Build a highly usable service experience for citizens, reduced channel costs, and a backend custom-built to handle massive traffic—on time and on budget.

Anywhere, any device.

To maximize online interactions and encourage self-service, customers needed to be able to register, pay tolls, and access billing information seamlessly, from anywhere, and across devices.

Photo of hand holding a Mobile Device with TReO mobile payment app

Huge spikes for a high traffic website.

The Port Mann/Highway 1 (PMH1) Improvement Project was getting a lot of media coverage and being promoted in a number cross-channel advertising campaigns. The website had to withstand floods of simultaneous requests, up to 20 times the expected average volume.

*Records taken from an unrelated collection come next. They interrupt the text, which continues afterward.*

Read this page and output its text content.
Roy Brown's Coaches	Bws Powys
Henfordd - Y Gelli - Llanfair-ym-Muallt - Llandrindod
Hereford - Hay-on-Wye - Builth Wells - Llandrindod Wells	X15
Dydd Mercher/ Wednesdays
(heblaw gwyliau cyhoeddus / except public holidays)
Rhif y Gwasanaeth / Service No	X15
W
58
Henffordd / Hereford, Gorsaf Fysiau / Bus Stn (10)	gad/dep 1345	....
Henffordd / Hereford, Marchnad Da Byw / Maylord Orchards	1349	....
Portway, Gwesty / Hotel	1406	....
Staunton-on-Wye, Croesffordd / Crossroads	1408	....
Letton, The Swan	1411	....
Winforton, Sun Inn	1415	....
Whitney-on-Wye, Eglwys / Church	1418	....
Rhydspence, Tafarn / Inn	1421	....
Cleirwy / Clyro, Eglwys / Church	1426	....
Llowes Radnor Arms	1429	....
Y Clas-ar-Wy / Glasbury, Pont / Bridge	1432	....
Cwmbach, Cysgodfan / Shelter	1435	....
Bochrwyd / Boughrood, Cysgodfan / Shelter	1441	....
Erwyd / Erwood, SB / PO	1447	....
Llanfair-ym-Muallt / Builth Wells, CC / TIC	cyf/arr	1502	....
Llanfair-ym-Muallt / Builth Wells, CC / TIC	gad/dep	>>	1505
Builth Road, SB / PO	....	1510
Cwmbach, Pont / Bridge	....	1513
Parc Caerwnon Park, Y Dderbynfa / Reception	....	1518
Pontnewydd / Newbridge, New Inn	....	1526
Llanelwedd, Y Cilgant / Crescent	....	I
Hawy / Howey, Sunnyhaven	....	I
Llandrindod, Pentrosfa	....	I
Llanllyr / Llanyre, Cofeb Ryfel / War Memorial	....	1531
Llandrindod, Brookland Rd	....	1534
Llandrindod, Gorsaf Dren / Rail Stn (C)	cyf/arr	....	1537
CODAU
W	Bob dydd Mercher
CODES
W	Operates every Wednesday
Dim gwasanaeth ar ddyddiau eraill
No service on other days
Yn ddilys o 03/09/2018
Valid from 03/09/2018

Ready or not, that bridge was opening.

Typically project deadlines informed by development best-practices. This was a unique case however because development timelines had to match the bridge construction and marketing windows, meaning it was tight and non-negotiable.

Dozens of vendors.

Successful delivery demanded coordinate, integration, and synchronization with other stakeholders. As the lead digital vendor we would have to work closely and concurrently with the project’s marketing agency, the technology and customer service provider, the client, and their internal teams.

How to deliver a seamless user experience

Start with a market scan.

Our comparative research revealed that around the world, tolling websites were confusing, time consuming, and frustrating to use. Poor user experience made the already undesirable task of paying a toll even more painful.

Design an experience that can evolve.

In 2012 tolling was relatively new to British Columbia. We had to plan for users’ knowledge of tolling growing over time. The first version of the site was simplified to include only basic tolling information and registration. The second version incorporated billing and account management features.

Shield users from the complexity.

Being customer-centric demanded that we create one unified registration process. Commuters simply input their information and previous transactions to their information were linked in the back-end.

Choose your content management system carefully.

We needed a .NET/MVC-based CMS that would provide sufficient developer tools and high performance, while still being flexible enough for customization. After trialling several CMS options we chose Umbraco because customization created ease-of-use for non-technical TI Corp staff and it was well supported enough to continue being updated.

TReO Account Balance

Test prototypes on real customers.

To improve the performance of our designers throughout the project lifecycle we tested prototypes with local residents already commuting across the Port Mann bridge.

Take a multi-phased roll-out approach.

To meet the timeline requirements we broke the project into different, overlapping phases, which ran concurrently with different project managers. Several stages were developed in separate, but related streams. This approached allowed for faster development while maintaining high congruence between phases.

A tolling experience that exceeds industry standards and customer expectations 

More than 100,000 registrations in the first month.

The first phase of the TReO tolling site launched on September 12, 2012. Within a month of launch, TI Corp reported that over 100,000 decal registrations had been processed.

Surpassed self-service rate goal by 20%.

TI Corp set an original goal of 250,000 registrations by November 30, 2012 with a 60% online self-service rate. Working with OXD, they were able to achieve 550,000 registrations by the November target date with an impressive 80% of these registrations taking place online.

TReO Website homepage

1.4 million users after one year.

After one year 1.4 million decals were in circulation, of these 1.1 million vehicles—nearly 100% of the registered vehicles in the Lower Mainland—were local, and 300,000 were out-of-province

80% of trips were by registered customers.

After one year 80% of commutes over the bridge were made by registered TReO customers, 90% of which provided TI Corp with a form of pre-authorized credit or debit information.